Government Urged to Tackle Technology-Facilitated Abuse
The Culture, Media and Sport Committee is urging the government to do more to tackle technology-facilitated abuse. Connected devices such as baby monitors and smart speakers are increasingly being used to survey, harass, and control domestic abuse victims, according to MPs. The rise in so-called “tech abuse” involves the use of smart technology and connected devices to broaden and facilitate patterns of abuse.
Official figures show that there are on average nine connected devices in every household in the UK, and by 2050, there will be 24 billion interconnected devices worldwide. The Culture, Media and Sport Committee’s report found that the vast majority of domestic abuse cases now feature “some sort of cyber element,” including the use of spyware. Perpetrators are able to monitor movements and collect recordings and images of victims and survivors.
Refuge, the largest specialist provider of gender-based violence services in the UK, reported that 59% of the women and children it supported in 2020 experienced abuse involving technology. Some organizations even cite figures between 75% and 100%. Dr. Leonie Tanczer, a lecturer in international security and emerging technologies at University College London, warned that some women are being detected at domestic violence refuges and shelters through remaining logged into their Netflix account.

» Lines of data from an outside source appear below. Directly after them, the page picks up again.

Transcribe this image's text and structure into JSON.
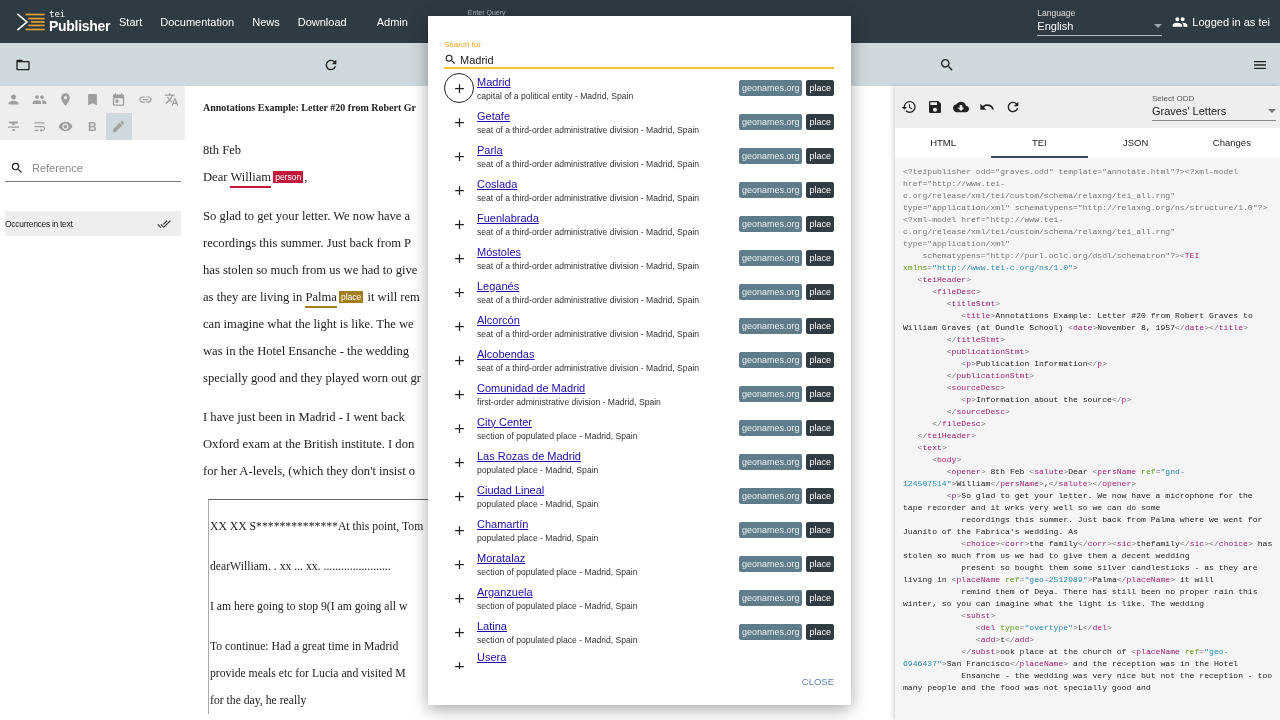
{
  "header": {
    "logo": {
      "small": "tei",
      "name": "Publisher"
    },
    "nav": [
      "Start",
      "Documentation",
      "News",
      "Download",
      "Admin"
    ],
    "query": {
      "label": "Enter Query"
    },
    "language": {
      "label": "Language",
      "value": "English"
    },
    "user": "Logged in as tei"
  },
  "annotation_tools": [
    {
      "kind": "person",
      "selected": false
    },
    {
      "kind": "people",
      "selected": false
    },
    {
      "kind": "pin",
      "selected": false
    },
    {
      "kind": "bookmark",
      "selected": false
    },
    {
      "kind": "calendar",
      "selected": false
    },
    {
      "kind": "link",
      "selected": false
    },
    {
      "kind": "translate",
      "selected": false
    },
    {
      "kind": "strike",
      "selected": false
    },
    {
      "kind": "wrap",
      "selected": false
    },
    {
      "kind": "eye",
      "selected": false
    },
    {
      "kind": "bold",
      "label": "B",
      "selected": false
    },
    {
      "kind": "pen",
      "selected": true
    }
  ],
  "reference_search": {
    "placeholder": "Reference"
  },
  "occurrences": {
    "label": "Occurrences in text"
  },
  "document": {
    "title": "Annotations Example: Letter #20 from Robert Gr",
    "blocks": [
      {
        "kind": "plain",
        "paras": [
          [
            [
              {
                "text": "8th Feb"
              }
            ],
            [
              {
                "text": "Dear "
              },
              {
                "text": "William",
                "tag": "person",
                "color": "#c3183c"
              },
              {
                "text": ","
              }
            ]
          ],
          [
            [
              {
                "text": "So glad to get your letter. We now have a"
              }
            ],
            [
              {
                "text": "recordings this summer. Just back from P"
              }
            ],
            [
              {
                "text": "has stolen so much from us we had to give"
              }
            ],
            [
              {
                "text": "as they are living in "
              },
              {
                "text": "Palma",
                "tag": "place",
                "color": "#a27d1e"
              },
              {
                "text": " it will rem"
              }
            ],
            [
              {
                "text": "can imagine what the light is like. The we"
              }
            ],
            [
              {
                "text": "was in the Hotel Ensanche - the wedding"
              }
            ],
            [
              {
                "text": "specially good and they played worn out gr"
              }
            ]
          ],
          [
            [
              {
                "text": "I have just been in Madrid - I went back"
              }
            ],
            [
              {
                "text": "Oxford exam at the British institute. I don"
              }
            ],
            [
              {
                "text": "for her A-levels, (which they don't insist o"
              }
            ]
          ]
        ]
      },
      {
        "kind": "boxed",
        "paras": [
          [
            [
              {
                "text": "XX XX S**************At this point, Tom"
              }
            ]
          ],
          [
            [
              {
                "text": "dearWilliam. . xx ... xx. ......................."
              }
            ]
          ],
          [
            [
              {
                "text": "I am here going to stop 9(I am going all w"
              }
            ]
          ],
          [
            [
              {
                "text": "To continue: Had a great time in Madrid"
              }
            ],
            [
              {
                "text": "provide meals etc for Lucia and visited M"
              }
            ],
            [
              {
                "text": "for the day, he really"
              }
            ]
          ]
        ]
      }
    ]
  },
  "dialog": {
    "search": {
      "label": "Search for",
      "value": "Madrid"
    },
    "results": [
      {
        "name": "Madrid",
        "description": "capital of a political entity - Madrid, Spain",
        "focused": true,
        "tags": [
          {
            "text": "geonames.org",
            "kind": "source"
          },
          {
            "text": "place",
            "kind": "type"
          }
        ]
      },
      {
        "name": "Getafe",
        "description": "seat of a third-order administrative division - Madrid, Spain",
        "focused": false,
        "tags": [
          {
            "text": "geonames.org",
            "kind": "source"
          },
          {
            "text": "place",
            "kind": "type"
          }
        ]
      },
      {
        "name": "Parla",
        "description": "seat of a third-order administrative division - Madrid, Spain",
        "focused": false,
        "tags": [
          {
            "text": "geonames.org",
            "kind": "source"
          },
          {
            "text": "place",
            "kind": "type"
          }
        ]
      },
      {
        "name": "Coslada",
        "description": "seat of a third-order administrative division - Madrid, Spain",
        "focused": false,
        "tags": [
          {
            "text": "geonames.org",
            "kind": "source"
          },
          {
            "text": "place",
            "kind": "type"
          }
        ]
      },
      {
        "name": "Fuenlabrada",
        "description": "seat of a third-order administrative division - Madrid, Spain",
        "focused": false,
        "tags": [
          {
            "text": "geonames.org",
            "kind": "source"
          },
          {
            "text": "place",
            "kind": "type"
          }
        ]
      },
      {
        "name": "Móstoles",
        "description": "seat of a third-order administrative division - Madrid, Spain",
        "focused": false,
        "tags": [
          {
            "text": "geonames.org",
            "kind": "source"
          },
          {
            "text": "place",
            "kind": "type"
          }
        ]
      },
      {
        "name": "Leganés",
        "description": "seat of a third-order administrative division - Madrid, Spain",
        "focused": false,
        "tags": [
          {
            "text": "geonames.org",
            "kind": "source"
          },
          {
            "text": "place",
            "kind": "type"
          }
        ]
      },
      {
        "name": "Alcorcón",
        "description": "seat of a third-order administrative division - Madrid, Spain",
        "focused": false,
        "tags": [
          {
            "text": "geonames.org",
            "kind": "source"
          },
          {
            "text": "place",
            "kind": "type"
          }
        ]
      },
      {
        "name": "Alcobendas",
        "description": "seat of a third-order administrative division - Madrid, Spain",
        "focused": false,
        "tags": [
          {
            "text": "geonames.org",
            "kind": "source"
          },
          {
            "text": "place",
            "kind": "type"
          }
        ]
      },
      {
        "name": "Comunidad de Madrid",
        "description": "first-order administrative division - Madrid, Spain",
        "focused": false,
        "tags": [
          {
            "text": "geonames.org",
            "kind": "source"
          },
          {
            "text": "place",
            "kind": "type"
          }
        ]
      },
      {
        "name": "City Center",
        "description": "section of populated place - Madrid, Spain",
        "focused": false,
        "tags": [
          {
            "text": "geonames.org",
            "kind": "source"
          },
          {
            "text": "place",
            "kind": "type"
          }
        ]
      },
      {
        "name": "Las Rozas de Madrid",
        "description": "populated place - Madrid, Spain",
        "focused": false,
        "tags": [
          {
            "text": "geonames.org",
            "kind": "source"
          },
          {
            "text": "place",
            "kind": "type"
          }
        ]
      },
      {
        "name": "Ciudad Lineal",
        "description": "populated place - Madrid, Spain",
        "focused": false,
        "tags": [
          {
            "text": "geonames.org",
            "kind": "source"
          },
          {
            "text": "place",
            "kind": "type"
          }
        ]
      },
      {
        "name": "Chamartín",
        "description": "populated place - Madrid, Spain",
        "focused": false,
        "tags": [
          {
            "text": "geonames.org",
            "kind": "source"
          },
          {
            "text": "place",
            "kind": "type"
          }
        ]
      },
      {
        "name": "Moratalaz",
        "description": "section of populated place - Madrid, Spain",
        "focused": false,
        "tags": [
          {
            "text": "geonames.org",
            "kind": "source"
          },
          {
            "text": "place",
            "kind": "type"
          }
        ]
      },
      {
        "name": "Arganzuela",
        "description": "section of populated place - Madrid, Spain",
        "focused": false,
        "tags": [
          {
            "text": "geonames.org",
            "kind": "source"
          },
          {
            "text": "place",
            "kind": "type"
          }
        ]
      },
      {
        "name": "Latina",
        "description": "section of populated place - Madrid, Spain",
        "focused": false,
        "tags": [
          {
            "text": "geonames.org",
            "kind": "source"
          },
          {
            "text": "place",
            "kind": "type"
          }
        ]
      },
      {
        "name": "Usera",
        "focused": false
      }
    ],
    "close": "CLOSE"
  },
  "editor": {
    "odd": {
      "label": "Select ODD",
      "value": "Graves' Letters"
    },
    "tabs": [
      {
        "label": "HTML",
        "selected": false
      },
      {
        "label": "TEI",
        "selected": true
      },
      {
        "label": "JSON",
        "selected": false
      },
      {
        "label": "Changes",
        "selected": false
      }
    ],
    "code": [
      "<?teipublisher odd=\"graves.odd\" template=\"annotate.html\"?><?xml-model",
      "href=\"http://www.tei-",
      "c.org/release/xml/tei/custom/schema/relaxng/tei_all.rng\"",
      "type=\"application/xml\" schematypens=\"http://relaxng.org/ns/structure/1.0\"?>",
      "<?xml-model href=\"http://www.tei-",
      "c.org/release/xml/tei/custom/schema/relaxng/tei_all.rng\"",
      "type=\"application/xml\"",
      "    schematypens=\"http://purl.oclc.org/dsdl/schematron\"?><TEI",
      "xmlns=\"http://www.tei-c.org/ns/1.0\">",
      "   <teiHeader>",
      "      <fileDesc>",
      "         <titleStmt>",
      "            <title>Annotations Example: Letter #20 from Robert Graves to",
      "William Graves (at Oundle School) <date>November 8, 1957</date></title>",
      "         </titleStmt>",
      "         <publicationStmt>",
      "            <p>Publication Information</p>",
      "         </publicationStmt>",
      "         <sourceDesc>",
      "            <p>Information about the source</p>",
      "         </sourceDesc>",
      "      </fileDesc>",
      "   </teiHeader>",
      "   <text>",
      "      <body>",
      "         <opener> 8th Feb <salute>Dear <persName ref=\"gnd-",
      "124507514\">William</persName>,</salute></opener>",
      "         <p>So glad to get your letter. We now have a microphone for the",
      "tape recorder and it wrks very well so we can do some",
      "            recordings this summer. Just back from Palma where we went for",
      "Juanito of the Fabrica's wedding. As",
      "            <choice><corr>the family</corr><sic>thefamily</sic></choice> has",
      "stolen so much from us we had to give them a decent wedding",
      "            present so bought them some silver candlesticks - as they are",
      "living in <placeName ref=\"geo-2512989\">Palma</placeName> it will",
      "            remind them of Deya. There has still been no proper rain this",
      "winter, so you can imagine what the light is like. The wedding",
      "            <subst>",
      "               <del type=\"overtype\">L</del>",
      "               <add>t</add>",
      "            </subst>ook place at the church of <placeName ref=\"geo-",
      "6946437\">San Francisco</placeName> and the reception was in the Hotel",
      "            Ensanche - the wedding was very nice but not the reception - too",
      "many people and the food was not specially good and"
    ]
  }
}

Government Response and Recommendations
The MPs acknowledged that there is no “silver bullet” for dealing with tech abuse but urged the government to take more action. They recommended improving the criminal justice response, raising public awareness, and bringing together industry representatives to mitigate risks through product design.
The committee criticized the current criminal justice response to tech abuse as “lacking” and called for more support for survivors. This includes providing specialist services for those who have experienced tech abuse and rolling out training to police forces.

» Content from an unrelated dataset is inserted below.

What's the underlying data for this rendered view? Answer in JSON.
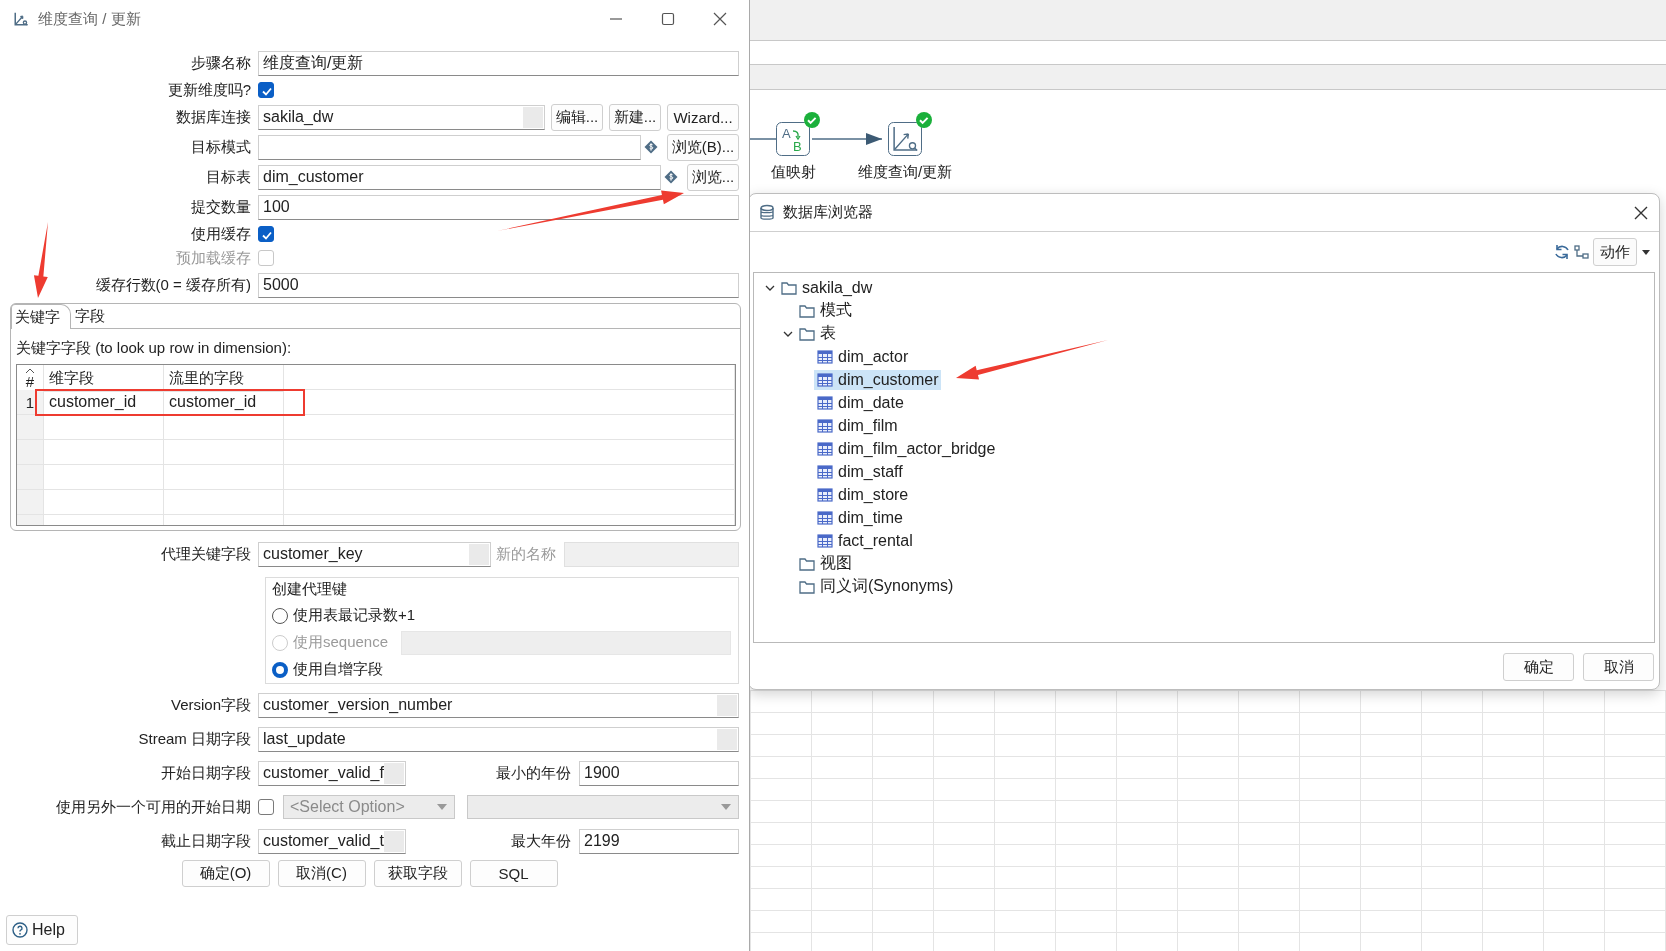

Domestic Abuse Commissioner’s Perspective
Nicole Jacobs, the Domestic Abuse Commissioner for England and Wales, emphasized the need for tech companies to take steps to prevent harm rather than placing the burden on victims and survivors. She called for more police training on how perpetrators use technology and investment in specialist domestic abuse services focused on supporting victims of tech abuse.

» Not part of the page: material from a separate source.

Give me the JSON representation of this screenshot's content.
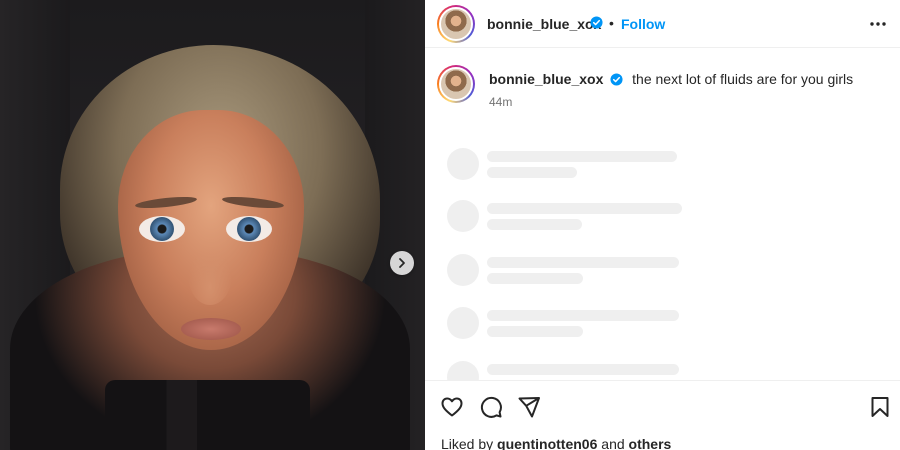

Government’s Commitment to Tackling Domestic Abuse
A government spokesperson stated that domestic abuse is a despicable crime and that the government is determined to tackle it. They highlighted the cross-government tackling domestic abuse plan published in March 2022 and the investment of over £230m to prevent offending, support victims, and pursue perpetrators. The government will introduce world-leading rules to bolster cybersecurity standards across devices and the Online Safety Bill will become law in a matter of months, making the UK the safest place in the world to be online.